A “proposal” had been put forward supposedly to re-enforce quotas and reduce output by around 1mbpd while Iran is hoping to be allocated an increased quota for next year. This would need non-OPEC support but would not include the US as the US Constitution would not allow it to participate in any form of market manipulation. Being realistic, such a reduction would give psychological boost to the market.

With more oil on the way from different sources including Iran, Iraq and Libya within OPEC and the US and Canada from the outside, it would have lacked impact. In the short term, it had some credibility and gave speculators some respite as Brent dropped close to 42.50 on Wednesday and then back $44.50 today while the OPEC Basket Price fell yesterday $37.89. As news broke from this Meeting, the price of Brent was moving down towards $40. OPEC now will have to hold output at all cost.

Excellent news for consumers but bad news for all producers and explorers, particularly for Algeria, Iran, Iraq and Venezuela which are suffering financially, seriously, due to the low oil price. The Shale industry has hit OPEC hard by putting another 4.5mbpd into the market and although output has dropped slightly, the overall volume remains.

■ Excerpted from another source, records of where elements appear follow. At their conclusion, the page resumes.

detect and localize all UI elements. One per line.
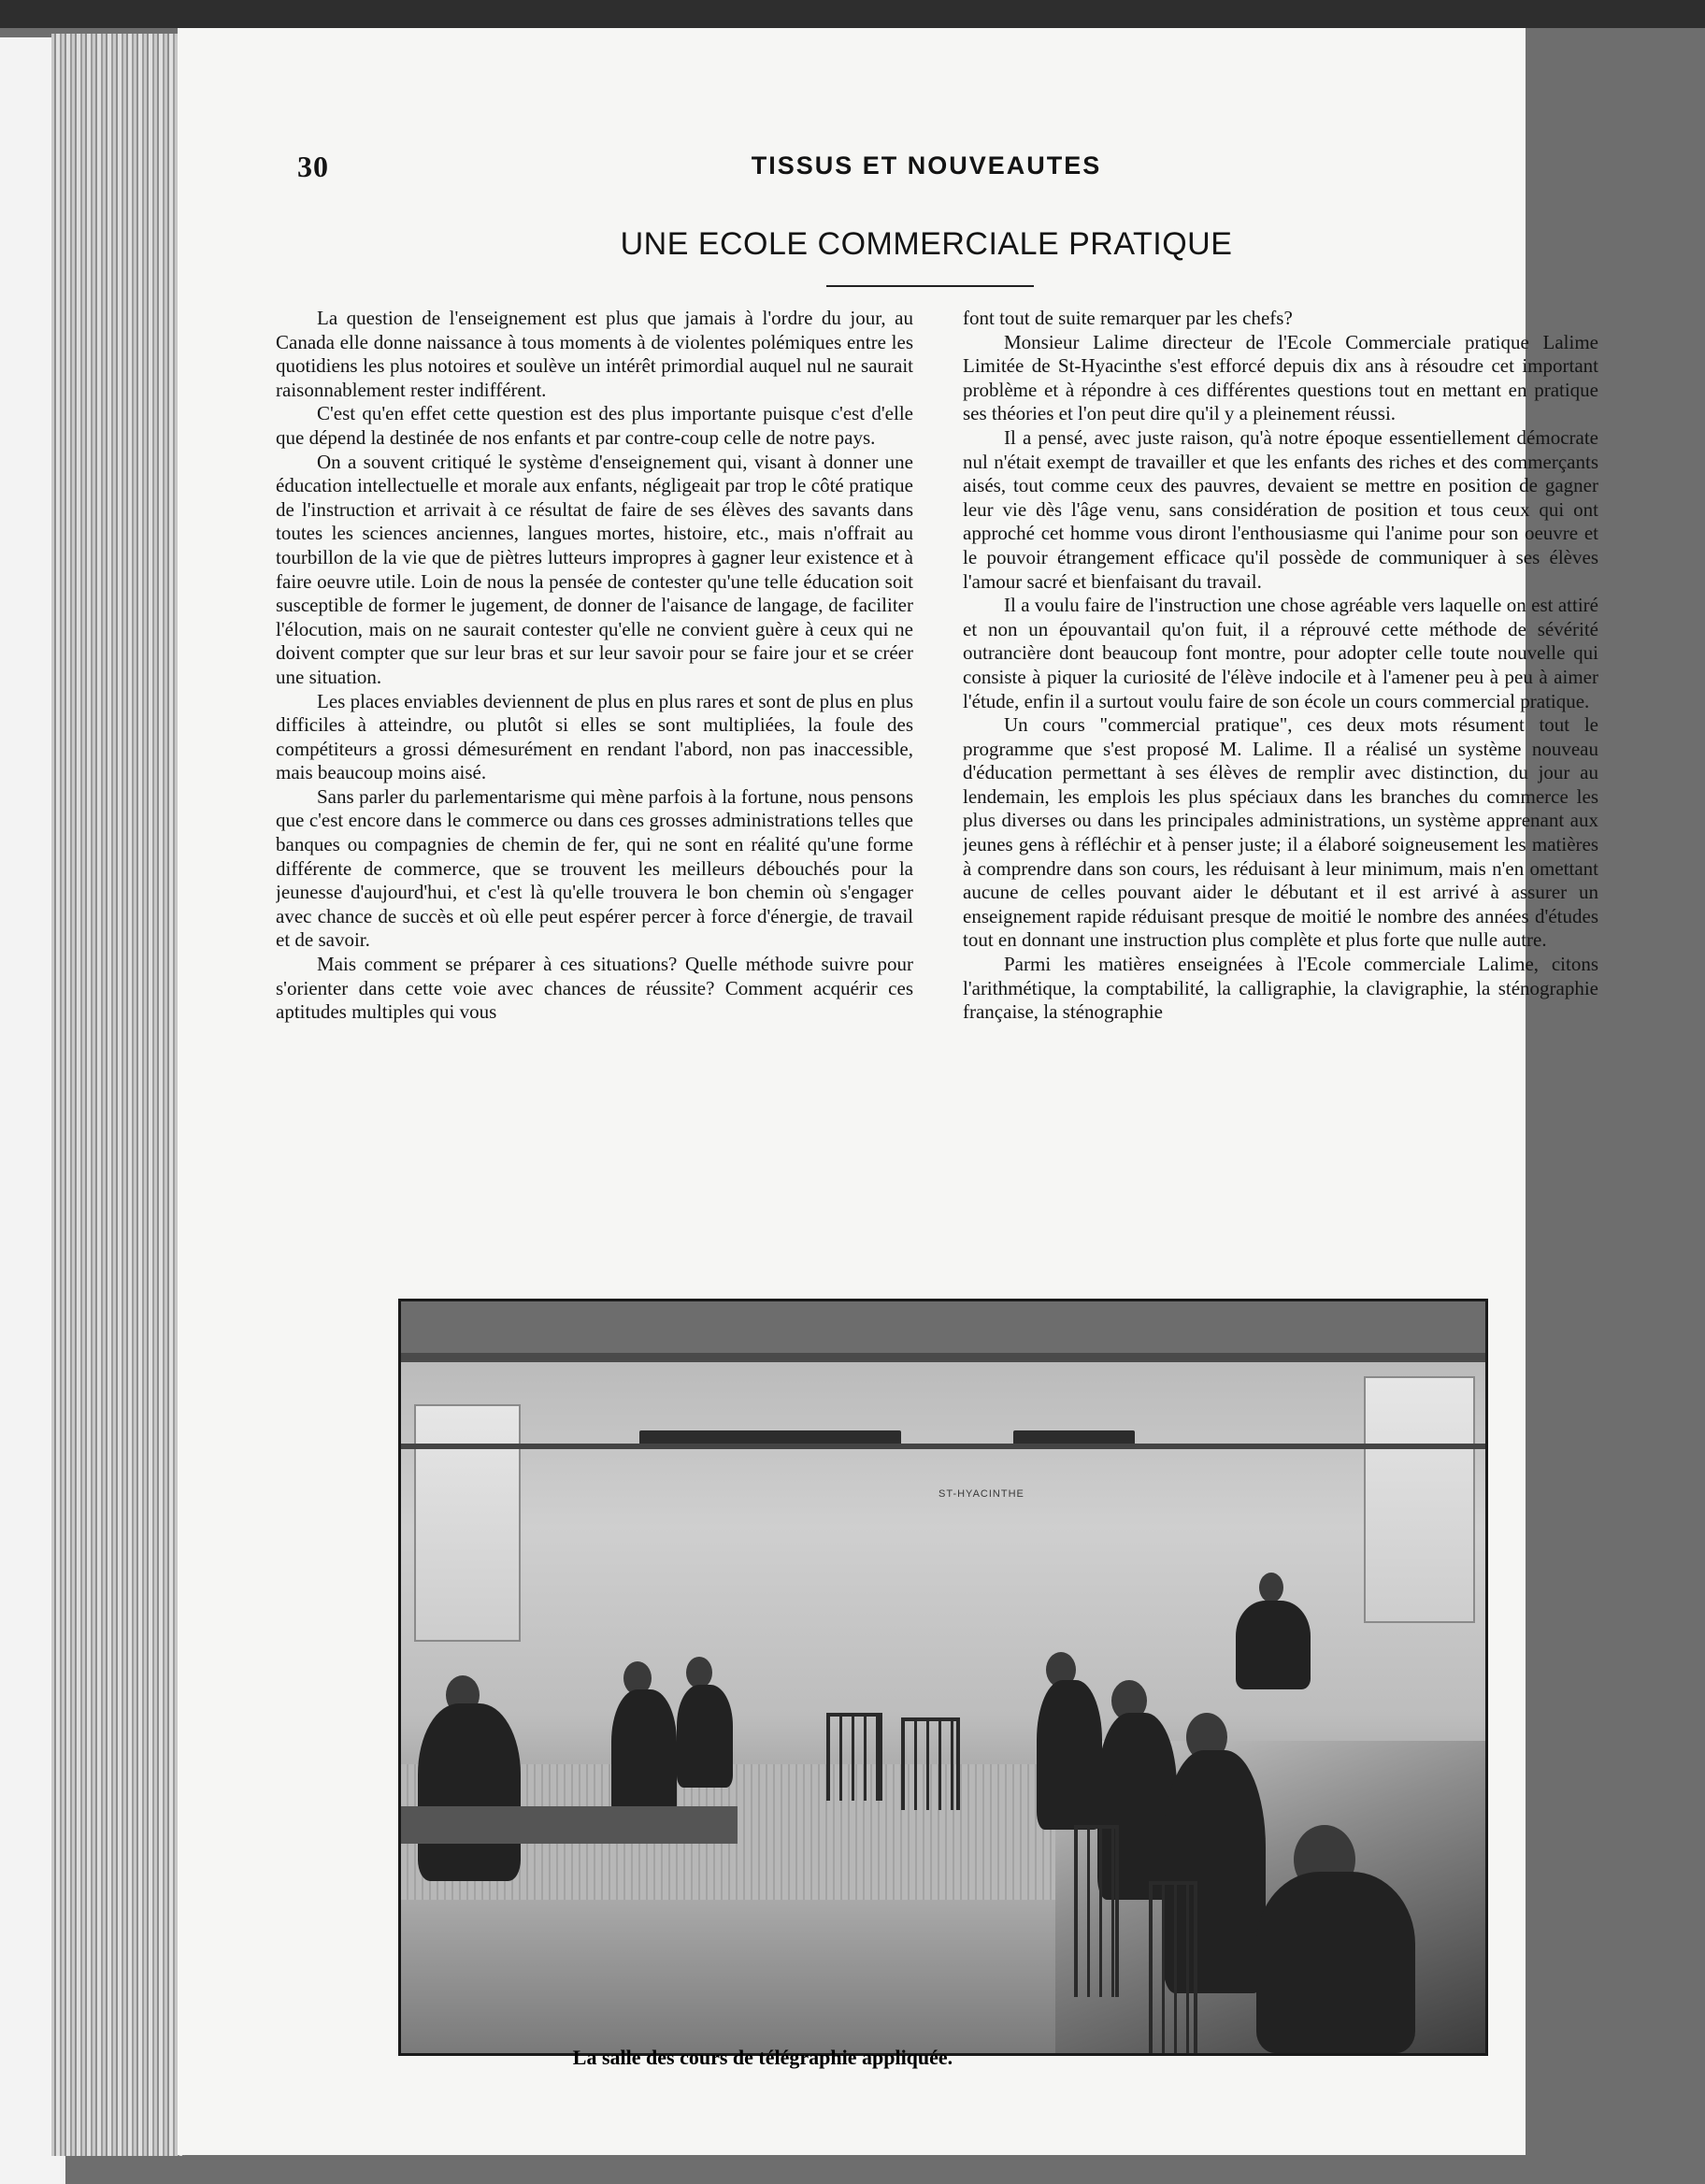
photo-seated-student: [677, 1685, 733, 1788]
paragraph: On a souvent critiqué le système d'enseignement qui, visant à donner une éducation intellectuelle et morale aux enfants, négligeait par trop le côté pratique de l'instruction et arrivait à ce résultat de faire de ses élèves des savants dans toutes les sciences anciennes, langues mortes, histoire, etc., mais n'offrait au tourbillon de la vie que de piètres lutteurs impropres à gagner leur existence et à faire oeuvre utile. Loin de nous la pensée de contester qu'une telle éducation soit susceptible de former le jugement, de donner de l'aisance de langage, de faciliter l'élocution, mais on ne saurait contester qu'elle ne convient guère à ceux qui ne doivent compter que sur leur bras et sur leur savoir pour se faire jour et se créer une situation.: [276, 450, 913, 688]
paragraph: Parmi les matières enseignées à l'Ecole commerciale Lalime, citons l'arithmétique, la comptabilité, la calligraphie, la clavigraphie, la sténographie française, la sténographie: [963, 953, 1598, 1024]
left-column: [276, 307, 913, 1298]
photo-chair: [901, 1717, 960, 1810]
right-column: [963, 307, 1598, 1298]
photo-window: [414, 1404, 521, 1642]
photo-person-head: [1259, 1573, 1283, 1602]
photo-chair: [1149, 1881, 1197, 2056]
photo-ceiling: [401, 1301, 1485, 1358]
scanner-top-band: [0, 0, 1705, 28]
running-head: TISSUS ET NOUVEAUTES: [751, 151, 1102, 180]
book-page: [178, 28, 1598, 2155]
paragraph-continuation: font tout de suite remarquer par les chefs?: [963, 307, 1293, 329]
paragraph: Il a voulu faire de l'instruction une chose agréable vers laquelle on est attiré et non un épouvantail qu'on fuit, il a réprouvé cette méthode de sévérité outrancière dont beaucoup font montre, pour adopter celle toute nouvelle qui consiste à piquer la curiosité de l'élève indocile et à l'amener peu à peu à aimer l'étude, enfin il a surtout voulu faire de son école un cours commercial pratique.: [963, 594, 1598, 712]
photo-chair: [1074, 1825, 1119, 1997]
photo-wall-sign: ST-HYACINTHE: [938, 1488, 1024, 1500]
paragraph: Les places enviables deviennent de plus en plus rares et sont de plus en plus difficiles à atteindre, ou plutôt si elles se sont multipliées, la foule des compétiteurs a grossi démesurément en rendant l'abord, non pas inaccessible, mais beaucoup moins aisé.: [276, 689, 913, 784]
page-number: 30: [297, 150, 329, 183]
photo-telegraph-table: [401, 1806, 738, 1844]
photo-shelf: [401, 1444, 1485, 1449]
photo-seated-student: [418, 1703, 521, 1881]
photo-chair: [826, 1713, 882, 1801]
book-page-stack: [51, 34, 185, 2156]
photo-seated-student: [611, 1689, 677, 1820]
photo-standing-man: [1236, 1601, 1311, 1689]
paragraph: C'est qu'en effet cette question est des plus importante puisque c'est d'elle que dépend la destinée de nos enfants et par contre-coup celle de notre pays.: [276, 402, 913, 449]
paragraph: Sans parler du parlementarisme qui mène parfois à la fortune, nous pensons que c'est encore dans le commerce ou dans ces grosses administrations telles que banques ou compagnies de chemin de fer, qui ne sont en réalité qu'une forme différente de commerce, que se trouvent les meilleurs débouchés pour la jeunesse d'aujourd'hui, et c'est là qu'elle trouvera le bon chemin où s'engager avec chance de succès et où elle peut espérer percer à force d'énergie, de travail et de savoir.: [276, 784, 913, 952]
title-rule: [826, 285, 1034, 287]
classroom-photo: [398, 1299, 1488, 2056]
photo-caption: La salle des cours de télégraphie appliquée.: [572, 2046, 953, 2069]
photo-person-head: [686, 1657, 712, 1688]
paragraph: La question de l'enseignement est plus que jamais à l'ordre du jour, au Canada elle donne naissance à tous moments à de violentes polémiques entre les quotidiens les plus notoires et soulève un intérêt primordial auquel nul ne saurait raisonnablement rester indifférent.: [276, 307, 913, 401]
paragraph: Mais comment se préparer à ces situations? Quelle méthode suivre pour s'orienter dans cette voie avec chances de réussite? Comment acquérir ces aptitudes multiples qui vous: [276, 953, 913, 1024]
photo-seated-student: [1037, 1680, 1102, 1830]
photo-seated-student: [1256, 1872, 1415, 2053]
paragraph: Monsieur Lalime directeur de l'Ecole Commerciale pratique Lalime Limitée de St-Hyacinthe s'est efforcé depuis dix ans à résoudre cet important problème et à répondre à ces différentes questions tout en mettant en pratique ses théories et l'on peut dire qu'il y a pleinement réussi.: [963, 330, 1598, 425]
paragraph: Il a pensé, avec juste raison, qu'à notre époque essentiellement démocrate nul n'était exempt de travailler et que les enfants des riches et des commerçants aisés, tout comme ceux des pauvres, devaient se mettre en position de gagner leur vie dès l'âge venu, sans considération de position et tous ceux qui ont approché cet homme vous diront l'enthousiasme qui l'anime pour son oeuvre et le pouvoir étrangement efficace qu'il possède de communiquer à ses élèves l'amour sacré et bienfaisant du travail.: [963, 425, 1598, 593]
paragraph: Un cours "commercial pratique", ces deux mots résument tout le programme que s'est proposé M. Lalime. Il a réalisé un système nouveau d'éducation permettant à ses élèves de remplir avec distinction, du jour au lendemain, les emplois les plus spéciaux dans les branches du commerce les plus diverses ou dans les principales administrations, un système apprenant aux jeunes gens à réfléchir et à penser juste; il a élaboré soigneusement les matières à comprendre dans son cours, les réduisant à leur minimum, mais n'en omettant aucune de celles pouvant aider le débutant et il est arrivé à assurer un enseignement rapide réduisant presque de moitié le nombre des années d'études tout en donnant une instruction plus complète et plus forte que nulle autre.: [963, 713, 1598, 952]
photo-molding: [401, 1353, 1485, 1362]
photo-window: [1364, 1376, 1475, 1623]
article-title: UNE ECOLE COMMERCIALE PRATIQUE: [620, 226, 1233, 262]
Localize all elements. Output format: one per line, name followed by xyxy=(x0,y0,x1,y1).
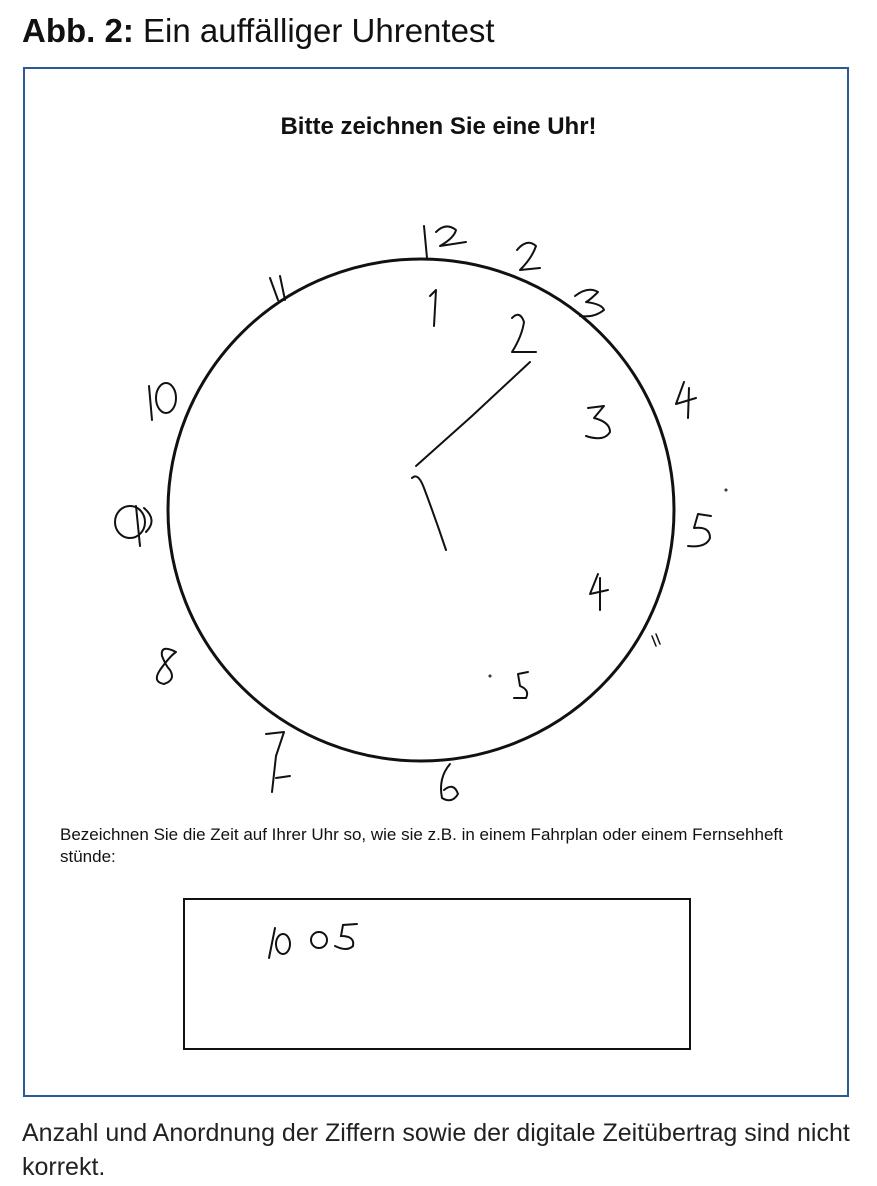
form-heading: Bitte zeichnen Sie eine Uhr! xyxy=(280,113,597,140)
handwritten-answer xyxy=(185,900,689,1048)
figure-caption: Anzahl und Anordnung der Ziffern sowie der digitale Zeitübertrag sind nicht korrekt. xyxy=(22,1119,850,1181)
stray-dot xyxy=(489,675,491,677)
figure-label: Abb. 2: xyxy=(22,12,134,49)
outer-digit-2 xyxy=(517,243,540,270)
outer-digit-5 xyxy=(688,514,711,546)
figure-title-text: Ein auffälliger Uhrentest xyxy=(143,12,495,49)
outer-digit-8 xyxy=(157,649,176,684)
outer-mark-6 xyxy=(652,634,660,646)
outer-digit-6 xyxy=(441,764,458,800)
clock-face xyxy=(168,259,674,761)
outer-digit-12 xyxy=(424,226,466,258)
outer-digit-4 xyxy=(676,382,696,418)
outer-digit-7 xyxy=(266,732,290,792)
outer-digit-10 xyxy=(149,383,176,420)
inner-digit-5 xyxy=(514,672,528,698)
inner-digit-1 xyxy=(430,290,436,326)
outer-digit-11 xyxy=(270,276,285,300)
clock-hand-short xyxy=(412,476,446,550)
inner-digit-2 xyxy=(512,315,536,352)
form-instruction: Bezeichnen Sie die Zeit auf Ihrer Uhr so, wie sie z.B. in einem Fahrplan oder einem Fernsehheft stünde: xyxy=(60,825,783,866)
inner-digit-4 xyxy=(590,574,608,610)
stray-dot xyxy=(725,489,727,491)
inner-digit-3 xyxy=(586,406,610,438)
answer-box xyxy=(183,898,691,1050)
outer-digit-9 xyxy=(115,506,152,546)
clock-hand-long xyxy=(416,362,530,466)
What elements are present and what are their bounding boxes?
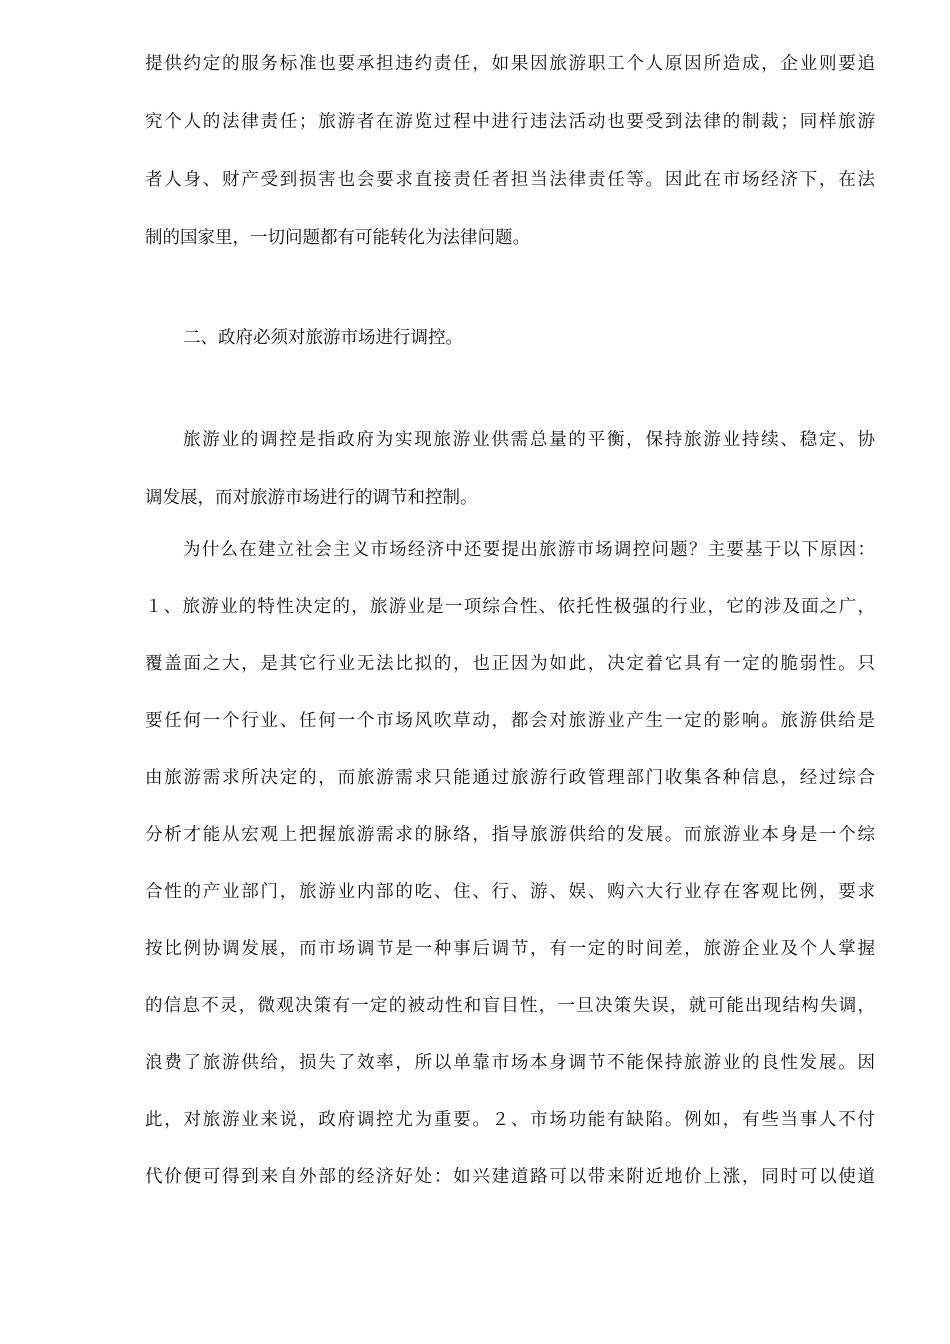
text-line: 提供约定的服务标准也要承担违约责任，如果因旅游职工个人原因所造成，企业则要追 — [145, 54, 875, 74]
text-line: 的信息不灵，微观决策有一定的被动性和盲目性，一旦决策失误，就可能出现结构失调， — [145, 996, 875, 1016]
section-heading: 二、政府必须对旅游市场进行调控。 — [183, 328, 463, 348]
text-line: 制的国家里，一切问题都有可能转化为法律问题。 — [145, 228, 530, 248]
text-line: 究个人的法律责任；旅游者在游览过程中进行违法活动也要受到法律的制裁；同样旅游 — [145, 112, 875, 132]
text-line: 为什么在建立社会主义市场经济中还要提出旅游市场调控问题？主要基于以下原因： — [183, 540, 875, 560]
text-line: 由旅游需求所决定的，而旅游需求只能通过旅游行政管理部门收集各种信息，经过综合 — [145, 768, 875, 788]
text-line: 覆盖面之大，是其它行业无法比拟的，也正因为如此，决定着它具有一定的脆弱性。只 — [145, 654, 875, 674]
text-line: 要任何一个行业、任何一个市场风吹草动，都会对旅游业产生一定的影响。旅游供给是 — [145, 711, 875, 731]
text-line: １、旅游业的特性决定的，旅游业是一项综合性、依托性极强的行业，它的涉及面之广， — [145, 597, 875, 617]
text-line: 分析才能从宏观上把握旅游需求的脉络，指导旅游供给的发展。而旅游业本身是一个综 — [145, 825, 875, 845]
text-line: 调发展，而对旅游市场进行的调节和控制。 — [145, 488, 478, 508]
text-line: 旅游业的调控是指政府为实现旅游业供需总量的平衡，保持旅游业持续、稳定、协 — [183, 430, 875, 450]
text-line: 此，对旅游业来说，政府调控尤为重要。２、市场功能有缺陷。例如，有些当事人不付 — [145, 1110, 875, 1130]
text-line: 合性的产业部门，旅游业内部的吃、住、行、游、娱、购六大行业存在客观比例，要求 — [145, 882, 875, 902]
text-line: 按比例协调发展，而市场调节是一种事后调节，有一定的时间差，旅游企业及个人掌握 — [145, 939, 875, 959]
text-line: 代价便可得到来自外部的经济好处：如兴建道路可以带来附近地价上涨，同时可以使道 — [145, 1167, 875, 1187]
text-line: 浪费了旅游供给，损失了效率，所以单靠市场本身调节不能保持旅游业的良性发展。因 — [145, 1053, 875, 1073]
text-line: 者人身、财产受到损害也会要求直接责任者担当法律责任等。因此在市场经济下，在法 — [145, 170, 875, 190]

OPEC will need to maintain its strategy which will hurt the industry further but will it be enough in the longer term as the shale industry streamlines and adjusts itself to operating in a lower priced environment, ready to ramp up as prices rise? Furthermore, can OPEC adjust similarly?

The conference was opened by Dr. Emmanuel Ibe Kachikwu, Minister of State for Petroleum Resources of Nigeria and President of the OPEC Conference.

He reminded us that in the six months since the last Conference In June, we have witnessed continued volatility in the global oil market. Prices have continued to drop with the OPEC Reference Basket decreasing from a monthly average of around $60 per barrel in June to just over $41 per barrel in November.